Roe fanned into life an issue that has inflamed our national politics in general, and has obscured with its smoke the selection of Justices to this Court, in particular, ever since. And by keeping us in the abortion-umpiring business, it is the perpetuation of that disruption, rather than of any Pax Roeana that the Court’s new majority decrees
What makes all this relevant to the bothersome application of “political pressure” against the Court are the twin facts that the American people love democracy and the American people are not fools. As long as this Court thought (and the people thought) that we Justices were doing essentially lawyers’ work up here – reading text and discerning our society’s traditional understanding of that text – the public pretty much left us alone.

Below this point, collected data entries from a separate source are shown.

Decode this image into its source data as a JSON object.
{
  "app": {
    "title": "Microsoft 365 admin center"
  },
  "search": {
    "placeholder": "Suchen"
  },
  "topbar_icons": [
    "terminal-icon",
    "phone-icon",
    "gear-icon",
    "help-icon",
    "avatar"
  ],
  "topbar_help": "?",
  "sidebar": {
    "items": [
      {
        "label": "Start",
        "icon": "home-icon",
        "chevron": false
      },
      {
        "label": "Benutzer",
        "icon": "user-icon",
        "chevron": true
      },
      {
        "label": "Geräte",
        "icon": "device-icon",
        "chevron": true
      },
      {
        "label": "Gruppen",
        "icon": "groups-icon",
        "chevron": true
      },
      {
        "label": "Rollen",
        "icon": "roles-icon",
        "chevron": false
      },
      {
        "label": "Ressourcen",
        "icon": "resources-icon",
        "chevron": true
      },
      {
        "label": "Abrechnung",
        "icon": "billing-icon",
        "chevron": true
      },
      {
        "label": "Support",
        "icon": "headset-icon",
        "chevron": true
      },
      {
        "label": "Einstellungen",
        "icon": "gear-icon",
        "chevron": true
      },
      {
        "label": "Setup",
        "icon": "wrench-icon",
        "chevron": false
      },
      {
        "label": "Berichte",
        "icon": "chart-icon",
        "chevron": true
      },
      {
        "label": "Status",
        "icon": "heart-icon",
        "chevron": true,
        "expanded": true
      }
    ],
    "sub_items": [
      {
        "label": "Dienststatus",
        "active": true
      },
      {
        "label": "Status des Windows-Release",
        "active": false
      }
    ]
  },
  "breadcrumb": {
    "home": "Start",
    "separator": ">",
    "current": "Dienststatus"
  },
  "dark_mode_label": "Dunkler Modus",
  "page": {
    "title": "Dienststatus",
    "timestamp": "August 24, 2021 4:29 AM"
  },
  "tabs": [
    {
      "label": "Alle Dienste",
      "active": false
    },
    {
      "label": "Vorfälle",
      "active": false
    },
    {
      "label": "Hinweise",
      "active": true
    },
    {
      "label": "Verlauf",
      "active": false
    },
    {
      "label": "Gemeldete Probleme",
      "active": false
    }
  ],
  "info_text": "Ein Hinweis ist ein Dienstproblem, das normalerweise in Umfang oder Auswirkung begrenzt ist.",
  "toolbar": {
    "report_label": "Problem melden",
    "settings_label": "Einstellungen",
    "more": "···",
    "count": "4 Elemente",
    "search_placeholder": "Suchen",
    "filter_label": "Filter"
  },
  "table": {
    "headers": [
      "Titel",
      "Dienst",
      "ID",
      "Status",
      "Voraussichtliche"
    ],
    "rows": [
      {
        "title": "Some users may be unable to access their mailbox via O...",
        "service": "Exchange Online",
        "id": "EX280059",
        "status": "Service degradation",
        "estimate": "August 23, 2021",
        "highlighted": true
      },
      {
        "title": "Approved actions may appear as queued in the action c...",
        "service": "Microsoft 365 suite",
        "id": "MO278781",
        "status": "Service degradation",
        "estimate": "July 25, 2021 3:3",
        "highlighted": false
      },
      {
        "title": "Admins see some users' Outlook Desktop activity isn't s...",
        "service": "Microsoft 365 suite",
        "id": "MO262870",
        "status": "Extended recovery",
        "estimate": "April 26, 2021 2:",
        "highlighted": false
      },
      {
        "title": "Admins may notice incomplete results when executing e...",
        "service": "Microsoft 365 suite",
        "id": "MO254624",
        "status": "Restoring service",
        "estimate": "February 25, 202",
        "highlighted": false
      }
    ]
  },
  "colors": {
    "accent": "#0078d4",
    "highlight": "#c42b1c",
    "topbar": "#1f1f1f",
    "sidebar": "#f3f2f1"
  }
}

Texts and traditions are facts to study, not convictions to demonstrate about. But if in reality, our process of constitutional adjudication consists primarily of making value judgments; if we can ignore a long and clear tradition clarifying an ambiguous text, as we did, for example, five days ago in declaring unconstitutional invocations and benedictions at public high school graduation ceremonies, Lee v. Weisman, 505 U.S. 577(1992); if, as I say, our pronouncement of constitutional law rests primarily on value [505 U.S. 833, 1001] judgments, then a free and intelligent people’s attitude towards us can be expected to be (ought to be) quite different. The people know that their value judgments are quite as good as those taught in any law school – maybe better. If, indeed, the “liberties” protected by the Constitution are, as the Court says, undefined and unbounded, then the people should demonstrate, to protest that we do not implement their values instead of ours. Not only that, but the confirmation hearings for new Justices should deteriorate into question-and-answer sessions in which Senators go through a list of their constituents’ most favored and most disfavored alleged constitutional rights, and seek the nominee’s commitment to support or oppose them. Value judgments, after all, should be voted on, not dictated; and if our Constitution has somehow accidentally committed them to the Supreme Court, at least we can have a sort of plebiscite each time a new nominee to that body is put forward. JUSTICE BLACKMUN not only regards this prospect with equanimity, he solicits it.
Of course, Justice Blackmun’s concluding remarks in Casey are ever-relevant:
In one sense, the Court’s approach is worlds apart from that of THE CHIEF JUSTICE and JUSTICE SCALIA. And yet, in another sense, the distance between the two approaches is short – the distance is but a single vote.
I am 83 years old. I cannot remain on this Court forever, and when I do step down, the confirmation process for my successor well may focus on the issue before us today. That, I regret, may be exactly where the choice between the two worlds will be made.